Persino l'Oms, che in quest'anno di pandemia non stata è esente da ritardi, contraddizioni e inefficienze, fa la predica all'Europa sulla campagna vaccinale. Il ritmo delle somministrazioni nel vecchio continente, secondo l'Organizzazione mondiale della Sanità, è di una lentezza “inaccettabile”. Una lentezza che, denuncia l'Oms, “sta prolungando la pandemia”, con la conseguenza di una impennata di casi che è “la più preoccupante” da diversi mesi.
Un giudizio pesante che, purtroppo, trova conferma nei dati, anche in Italia. Nel nostro Paese, la protezione di anziani e fragili continua a procedere a rilento: solo il 28,3% degli over 80 ha completato il ciclo vaccinale e il 27,4% ha ricevuto solo la prima dose. Resta ancora ai nastri di partenza la fascia 70-79 anni e non ci sono dati disponibili sui fragili. E' quanto rilevato dal monitoraggio indipendente delle Fondazione Gimbe. Il ritardo nella protezione delle classi d'età più fragili emerge anche dal monitoraggio dell'European Centre for Disease Control and Prevention (ECDC): l'Italia è in ritardo rispetto ad altri Paesi europei, in particolare per la fascia 70-79 anni, dove si colloca a fondo classifica. “Se i vaccini rappresentano la via maestra per uscire gradualmente dalla pandemia - sottolinea il presidente Gimbe, Nino Cartabellotta - è bene ribadire l'inderogabile necessità di proteggere in maniera prioritaria le persone fragili, più a rischio di sviluppare forme severe di Covid-19 che richiedono assistenza ospedaliera”.
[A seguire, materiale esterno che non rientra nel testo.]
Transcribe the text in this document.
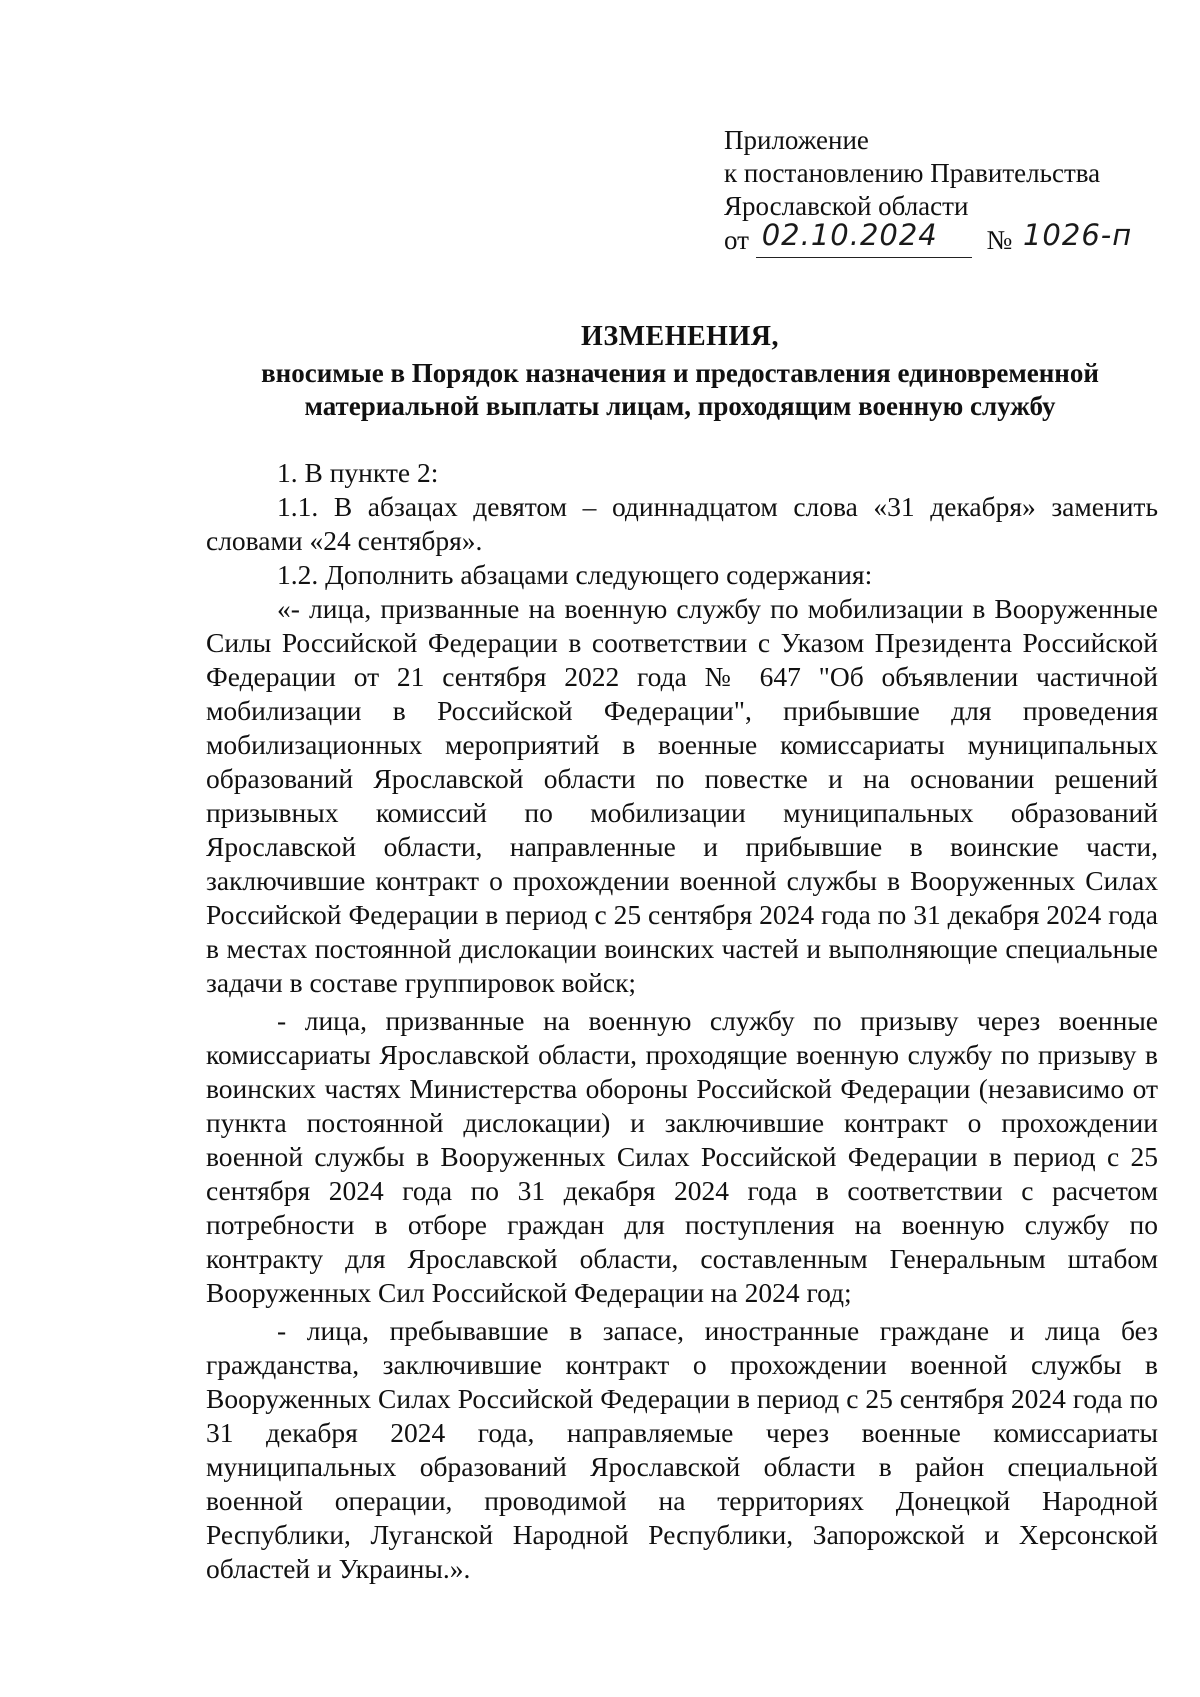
Приложение
к постановлению Правительства
Ярославской области
от 02.10.2024 № 1026-п
ИЗМЕНЕНИЯ,
вносимые в Порядок назначения и предоставления единовременной
материальной выплаты лицам, проходящим военную службу

1. В пункте 2:

1.1. В абзацах девятом – одиннадцатом слова «31 декабря» заменить словами «24 сентября».

1.2. Дополнить абзацами следующего содержания:

«- лица, призванные на военную службу по мобилизации в Вооруженные Силы Российской Федерации в соответствии с Указом Президента Российской Федерации от 21 сентября 2022 года № 647 "Об объявлении частичной мобилизации в Российской Федерации", прибывшие для проведения мобилизационных мероприятий в военные комиссариаты муниципальных образований Ярославской области по повестке и на основании решений призывных комиссий по мобилизации муниципальных образований Ярославской области, направленные и прибывшие в воинские части, заключившие контракт о прохождении военной службы в Вооруженных Силах Российской Федерации в период с 25 сентября 2024 года по 31 декабря 2024 года в местах постоянной дислокации воинских частей и выполняющие специальные задачи в составе группировок войск;

- лица, призванные на военную службу по призыву через военные комиссариаты Ярославской области, проходящие военную службу по призыву в воинских частях Министерства обороны Российской Федерации (независимо от пункта постоянной дислокации) и заключившие контракт о прохождении военной службы в Вооруженных Силах Российской Федерации в период с 25 сентября 2024 года по 31 декабря 2024 года в соответствии с расчетом потребности в отборе граждан для поступления на военную службу по контракту для Ярославской области, составленным Генеральным штабом Вооруженных Сил Российской Федерации на 2024 год;

- лица, пребывавшие в запасе, иностранные граждане и лица без гражданства, заключившие контракт о прохождении военной службы в Вооруженных Силах Российской Федерации в период с 25 сентября 2024 года по 31 декабря 2024 года, направляемые через военные комиссариаты муниципальных образований Ярославской области в район специальной военной операции, проводимой на территориях Донецкой Народной Республики, Луганской Народной Республики, Запорожской и Херсонской областей и Украины.».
Con l'attuale livello di sovraccarico degli ospedali, che non si ridurrà in tempi brevi, avverte Gimbe, “non possiamo più permetterci un nuovo rialzo di ricoveri e terapie intensive una volta avviate le graduali riaperture del Paese. Altrimenti continueremo a rimanere ostaggio delle misure restrittive, il cui obiettivo primario è proprio quello di limitare il sovraccarico ospedaliero”.
Intanto, sul fronte dei vaccini e del caso dei sanitari no-vax, Il Governo corre ai ripari. Il dl Covid introduce l'obbligo di vaccinarsi “per gli esercenti, le professioni sanitarie e gli operatori di interesse sanitario che svolgono la loro attività nelle strutture sanitarie, sociosanitarie e socio-assistenziali, pubbliche e private, farmacie, parafarmacie e studi professionali”.
La vaccinazione sarà “requisito essenziale” per l'esercizio della professione. Per chi rifiuta è previsto lo spostamento a mansioni, anche inferiori con il trattamento corrispondente alle mansioni esercitate”. Se ciò non è possibile, “per il periodo di sospensione non è dovuta retribuzione”.